8. This order is given on condition that you will indemnify us against all claims and costs which may incur at Common Law in equity or under statute or enactment or any modification or amendment thereof in respect of personal injury to or disease of any of your employees of your sub-contractors.

9. The apparatus, goods or materials are to be furnished with the understanding that you indemnity us against all claims for royalties or damages or other losses due to the use of registered designs or patented apparatus devices or processes embodied therein.

10. You must not refer to our name trademarks or products in connection with any advertising without prior written permission.

11. This order and the subject matter thereof shall be treated as confidential between yourselves and us shall not be disclosed by you or any subcontractor of yours to any third party or used by you or any such sub-contractor for advertisements, display or publication without our prior consent in writing.

12. The conditions shall be governed and constructed in accordance with English Law and shall be subject to the exclusive jurisdiction of English Courts.

13. If this order or any part thereof is placed directly or indirectly for the purposes or requirements of a government or public authority, then this order or that part thereof shall be subject to and shall incorporate any applicable requirements and conditions of such government or public authority, and in respect of any conflict between these conditions and the conditions of such government or public authority the latter shall prevail.

14. This order may not be sub-contracted in whole or in part without first obtaining our permission in writing.

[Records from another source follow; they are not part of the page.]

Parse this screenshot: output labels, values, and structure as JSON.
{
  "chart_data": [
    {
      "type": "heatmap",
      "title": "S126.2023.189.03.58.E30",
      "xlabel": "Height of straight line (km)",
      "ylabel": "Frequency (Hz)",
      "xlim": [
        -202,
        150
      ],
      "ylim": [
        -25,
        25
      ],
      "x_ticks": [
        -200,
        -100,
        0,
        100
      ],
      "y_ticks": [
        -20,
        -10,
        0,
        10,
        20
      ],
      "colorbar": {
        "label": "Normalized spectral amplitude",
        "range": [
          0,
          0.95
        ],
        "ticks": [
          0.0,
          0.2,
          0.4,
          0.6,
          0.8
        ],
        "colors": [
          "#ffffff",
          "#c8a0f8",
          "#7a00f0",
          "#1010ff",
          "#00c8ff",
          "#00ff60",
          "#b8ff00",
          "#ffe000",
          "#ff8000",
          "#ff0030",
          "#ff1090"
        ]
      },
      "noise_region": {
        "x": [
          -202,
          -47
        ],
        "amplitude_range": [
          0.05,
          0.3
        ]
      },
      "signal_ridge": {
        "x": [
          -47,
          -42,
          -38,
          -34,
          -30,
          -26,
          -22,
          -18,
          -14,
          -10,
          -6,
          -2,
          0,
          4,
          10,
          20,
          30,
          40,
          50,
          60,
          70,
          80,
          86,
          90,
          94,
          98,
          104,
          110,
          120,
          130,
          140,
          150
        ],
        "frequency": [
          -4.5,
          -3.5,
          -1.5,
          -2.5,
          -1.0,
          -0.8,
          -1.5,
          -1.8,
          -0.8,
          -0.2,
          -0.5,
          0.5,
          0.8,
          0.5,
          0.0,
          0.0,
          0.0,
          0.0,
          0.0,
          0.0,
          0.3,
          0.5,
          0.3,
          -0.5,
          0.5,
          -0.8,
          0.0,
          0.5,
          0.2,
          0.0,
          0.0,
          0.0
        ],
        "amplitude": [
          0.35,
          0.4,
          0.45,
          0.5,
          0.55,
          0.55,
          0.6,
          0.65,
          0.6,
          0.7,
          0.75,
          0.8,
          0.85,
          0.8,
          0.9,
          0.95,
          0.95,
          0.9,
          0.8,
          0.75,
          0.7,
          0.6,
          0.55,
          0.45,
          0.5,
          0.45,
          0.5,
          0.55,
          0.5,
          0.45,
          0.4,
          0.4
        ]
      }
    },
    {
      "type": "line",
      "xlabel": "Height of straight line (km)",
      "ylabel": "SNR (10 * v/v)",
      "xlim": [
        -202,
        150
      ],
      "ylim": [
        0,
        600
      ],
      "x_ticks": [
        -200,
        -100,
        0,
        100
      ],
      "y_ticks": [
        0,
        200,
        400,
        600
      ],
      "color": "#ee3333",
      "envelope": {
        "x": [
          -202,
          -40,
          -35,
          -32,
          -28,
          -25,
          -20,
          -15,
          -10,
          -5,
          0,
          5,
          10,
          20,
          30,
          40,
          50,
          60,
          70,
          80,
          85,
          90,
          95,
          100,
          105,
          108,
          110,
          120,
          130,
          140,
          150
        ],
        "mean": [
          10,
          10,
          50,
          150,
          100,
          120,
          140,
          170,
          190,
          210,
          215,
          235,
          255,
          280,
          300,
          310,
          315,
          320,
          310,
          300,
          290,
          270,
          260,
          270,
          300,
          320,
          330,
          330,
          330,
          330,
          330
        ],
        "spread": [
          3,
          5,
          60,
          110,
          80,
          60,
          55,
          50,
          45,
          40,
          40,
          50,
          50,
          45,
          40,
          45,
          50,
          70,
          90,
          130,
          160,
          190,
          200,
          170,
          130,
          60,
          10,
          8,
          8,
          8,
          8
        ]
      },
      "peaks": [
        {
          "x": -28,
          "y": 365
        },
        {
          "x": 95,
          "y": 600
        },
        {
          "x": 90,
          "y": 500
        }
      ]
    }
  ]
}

15. In the case of a design furnished by us, the property in the design and all related documents, drawings and data related thereto shall belong to us absolutely. In the case of a design prepared at our request by ourselves, you will at our request and cost, assign to us legal copyright in the design and in all documents, drawings and data related thereto, or will join in procuring the assignment, of such legal copyright from the owner thereof. You will at our request and cost procure completion of all documents, which may be necessary to obtain patent and registered design protection in our name.

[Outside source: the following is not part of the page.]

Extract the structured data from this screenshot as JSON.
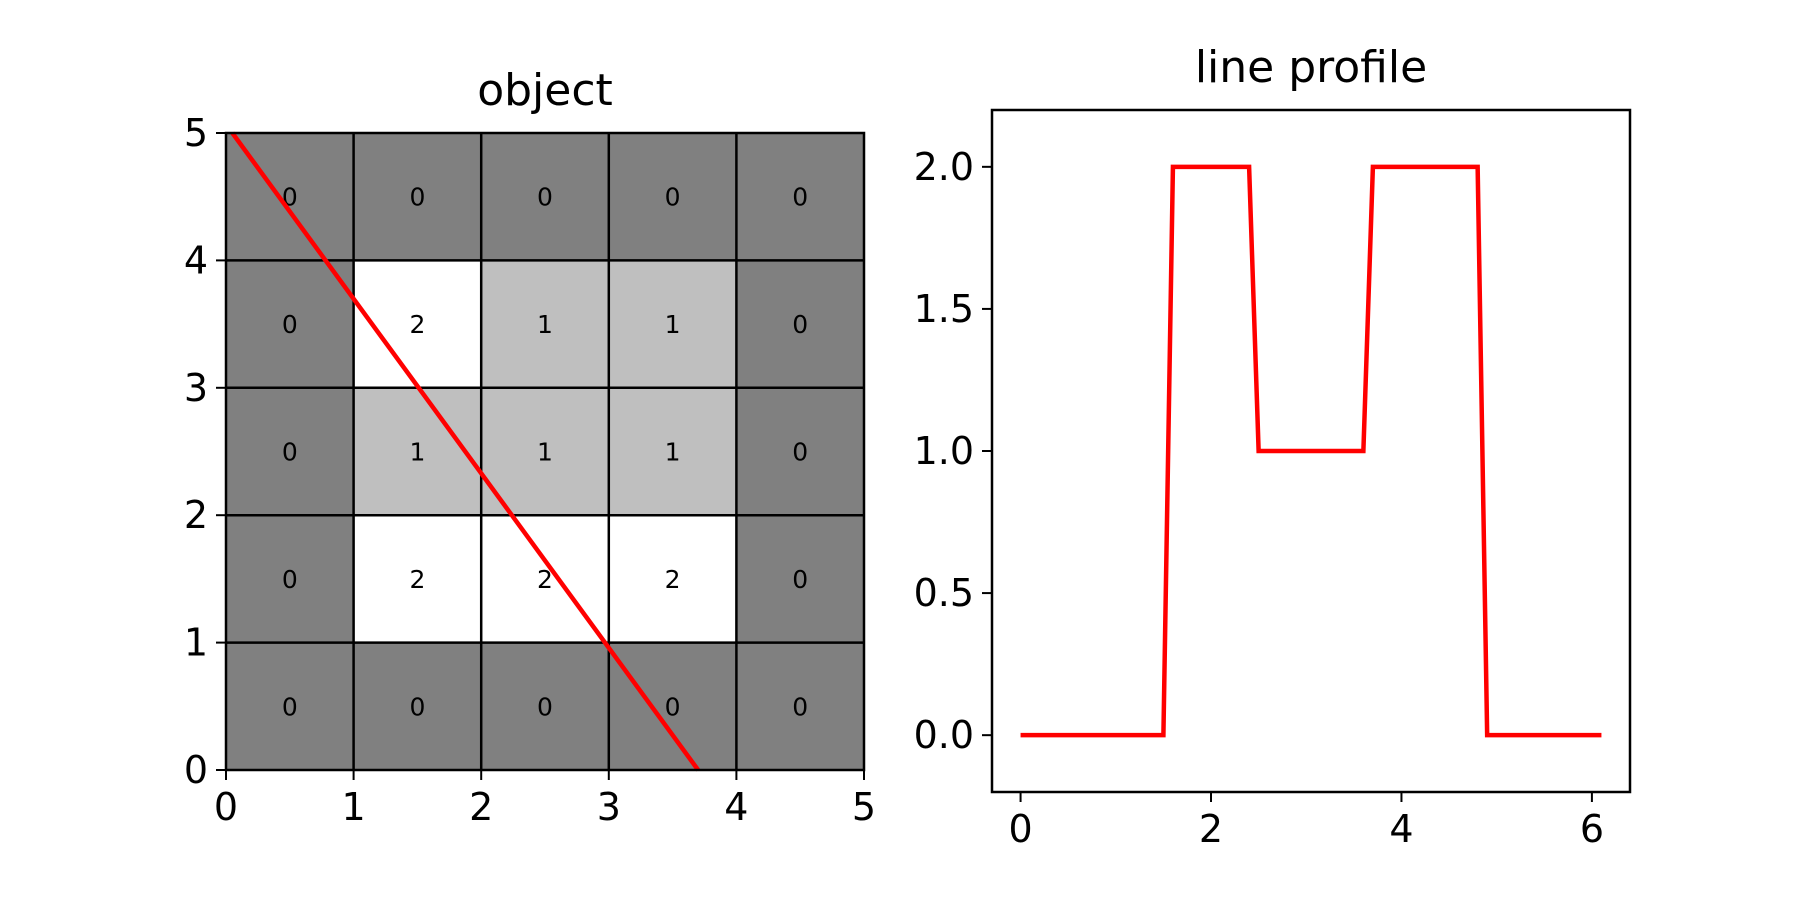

16. This order is placed upon the understanding that you undertake not to dispose of or sell goods or part thereof as ordered by us substantially identical therewith to any third party without our written consent.

17. Any jigs, tools, patterns, drawings, instructions or specifications made specially by you for the execution of this order shall become our property and such articles together with any comparable article supplied by us must be used only as instructed by us in writing.

18. All jigs, tools and patterns supplied by us will remain our property and must be returned in good order and condition on completion of this order carriage paid unless instructed otherwise in writing.

19. Material supplied by us includes scrap allowance and any material in excess or not accounted for will be charged to you.

20. This order is placed on the understanding that the property in anything or any loaned of free issue material supplied to you in connection with this order shall not be vested in you but will be insured by you at your expense while away from our works.

Inspection Requirements

A. This order is subject to inspection at your works at our option Please inform purchase departments when goods are available for inspection.

B. This order is subject to the standard conditions of Government Contracts and Stores Purchases form (CC/Stores/1). The appropriate inspection authority will advise you regarding the inspection procedure.

C. This order is subject to inspection and certification in accordance with the conditions of the Air Navigation Order and British Airworthiness requirements.

D. This order is subject to inspection and release by your inspection Organisation as approved by the Inspection Authority named overleaf.